You could also apply for a personal loan from your bank, which is generally used to consolidate debt or make a big purchase. On average, those with credit scores below 680 will be paying higher interest rates for a personal loan than the average credit card APR of 16.97%, according to an analysis by loan marketplace Credible.
For personal loans, the rate not only depends on your credit, but also on the length of the loan, as shorter loans tend to have lower APRs. If you feel that paying off your debt will take longer than three years, you may be subject to a higher rate, Credible finds.
Using retirement savings should be a last resort, financial planners say. Unless you're dipping into a Roth IRA, the money will still be taxed at the person's ordinary income rate, says John Petrides, a wealth management expert with Tocqueville Asset Management.
A married couple with a household income of $100,000 and one child would typically owe $6,684 in federal taxes using the standard deduction, according to Credit Karma's Income Tax Calculator for 2019. But let's say the couple took a combined $10,000 penalty-free withdrawal from their retirement accounts. That bumps their household income up to $110,000 for that year and they now may owe roughly $8,500 in taxes.
There is also an opportunity cost to raiding your retirement savings early. A $5,000 balance today could be worth $57,900 in 35 years, assuming a 7% annual rate of return. Every dollar counts when attempting to save for retirement.
But at the end of the day, parents will do anything for their kids and taking a hit on retirement savings may be a better option than going into debt.

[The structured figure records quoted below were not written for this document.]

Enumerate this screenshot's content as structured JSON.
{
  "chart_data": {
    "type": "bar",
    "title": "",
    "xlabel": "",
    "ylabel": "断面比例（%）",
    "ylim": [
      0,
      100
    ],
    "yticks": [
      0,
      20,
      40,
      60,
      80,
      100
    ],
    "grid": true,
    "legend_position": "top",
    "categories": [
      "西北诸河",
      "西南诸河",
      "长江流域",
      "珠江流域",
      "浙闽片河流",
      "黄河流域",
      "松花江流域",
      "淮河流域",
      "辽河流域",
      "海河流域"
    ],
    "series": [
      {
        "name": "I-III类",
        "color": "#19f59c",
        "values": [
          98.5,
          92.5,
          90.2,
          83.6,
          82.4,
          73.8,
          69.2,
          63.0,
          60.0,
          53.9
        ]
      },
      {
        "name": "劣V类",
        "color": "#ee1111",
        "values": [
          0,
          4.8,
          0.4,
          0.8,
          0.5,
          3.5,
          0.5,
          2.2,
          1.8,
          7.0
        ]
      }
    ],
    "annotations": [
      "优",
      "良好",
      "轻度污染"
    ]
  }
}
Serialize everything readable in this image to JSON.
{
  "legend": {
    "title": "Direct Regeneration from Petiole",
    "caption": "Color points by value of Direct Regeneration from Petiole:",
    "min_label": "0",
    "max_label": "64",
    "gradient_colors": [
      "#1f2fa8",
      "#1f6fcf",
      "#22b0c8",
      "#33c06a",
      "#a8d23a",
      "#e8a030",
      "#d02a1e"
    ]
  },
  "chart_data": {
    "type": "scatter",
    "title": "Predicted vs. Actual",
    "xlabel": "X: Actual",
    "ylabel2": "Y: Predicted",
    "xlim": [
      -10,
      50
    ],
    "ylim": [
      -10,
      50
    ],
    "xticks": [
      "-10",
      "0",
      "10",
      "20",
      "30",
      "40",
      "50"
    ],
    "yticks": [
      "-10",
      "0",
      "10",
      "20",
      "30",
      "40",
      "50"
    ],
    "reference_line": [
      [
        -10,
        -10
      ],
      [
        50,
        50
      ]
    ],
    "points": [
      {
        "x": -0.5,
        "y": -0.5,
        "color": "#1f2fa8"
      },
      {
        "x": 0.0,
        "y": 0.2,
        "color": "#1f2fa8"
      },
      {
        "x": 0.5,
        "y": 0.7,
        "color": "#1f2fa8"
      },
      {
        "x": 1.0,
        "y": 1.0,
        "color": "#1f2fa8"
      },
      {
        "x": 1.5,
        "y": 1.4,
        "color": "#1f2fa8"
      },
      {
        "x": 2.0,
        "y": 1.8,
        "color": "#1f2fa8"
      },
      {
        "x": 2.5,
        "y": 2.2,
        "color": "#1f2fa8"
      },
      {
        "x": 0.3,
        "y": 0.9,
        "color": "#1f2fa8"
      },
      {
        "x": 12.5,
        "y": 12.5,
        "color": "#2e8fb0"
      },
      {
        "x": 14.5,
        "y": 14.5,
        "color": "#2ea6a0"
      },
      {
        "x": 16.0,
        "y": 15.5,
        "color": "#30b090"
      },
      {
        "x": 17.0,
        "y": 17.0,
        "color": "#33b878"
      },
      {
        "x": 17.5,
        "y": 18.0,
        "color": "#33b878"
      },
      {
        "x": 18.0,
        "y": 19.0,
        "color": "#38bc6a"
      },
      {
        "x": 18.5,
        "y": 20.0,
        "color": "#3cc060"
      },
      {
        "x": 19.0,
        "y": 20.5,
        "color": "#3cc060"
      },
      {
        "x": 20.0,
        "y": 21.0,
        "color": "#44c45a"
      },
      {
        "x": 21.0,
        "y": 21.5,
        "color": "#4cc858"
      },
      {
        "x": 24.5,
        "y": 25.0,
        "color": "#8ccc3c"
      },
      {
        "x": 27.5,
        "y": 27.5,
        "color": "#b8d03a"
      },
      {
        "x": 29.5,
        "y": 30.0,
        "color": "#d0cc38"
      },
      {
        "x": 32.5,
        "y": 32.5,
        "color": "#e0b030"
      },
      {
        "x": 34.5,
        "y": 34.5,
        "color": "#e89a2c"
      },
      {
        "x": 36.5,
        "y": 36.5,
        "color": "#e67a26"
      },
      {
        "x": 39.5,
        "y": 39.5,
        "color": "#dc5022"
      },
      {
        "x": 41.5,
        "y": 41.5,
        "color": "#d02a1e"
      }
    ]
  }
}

Overall, the SECURE Act will lead to "several beneficial shifts" in retirement savings and planning, says Charlie Nelson, CEO of retirement and employee benefits for Voya. And that includes allowing new parents to access 401(k) funds if needed.
"We see this [withdrawal exemption] change as a promising opportunity for young families and first-time parents who might be strapped with an unanticipated medical bill due to the rise in healthcare costs today," Nelson says.
But while plan providers like Voya are in favor of changes, until regulators, employers and financial companies can get on the same page, new parents like Bednar are stuck in limbo.
"There seems to be a lot of people who will miss out on this opportunity because they will have passed the window," Bednar says. "For some folks, this could be a game-changer. It's not a tremendous amount of money, but it helps."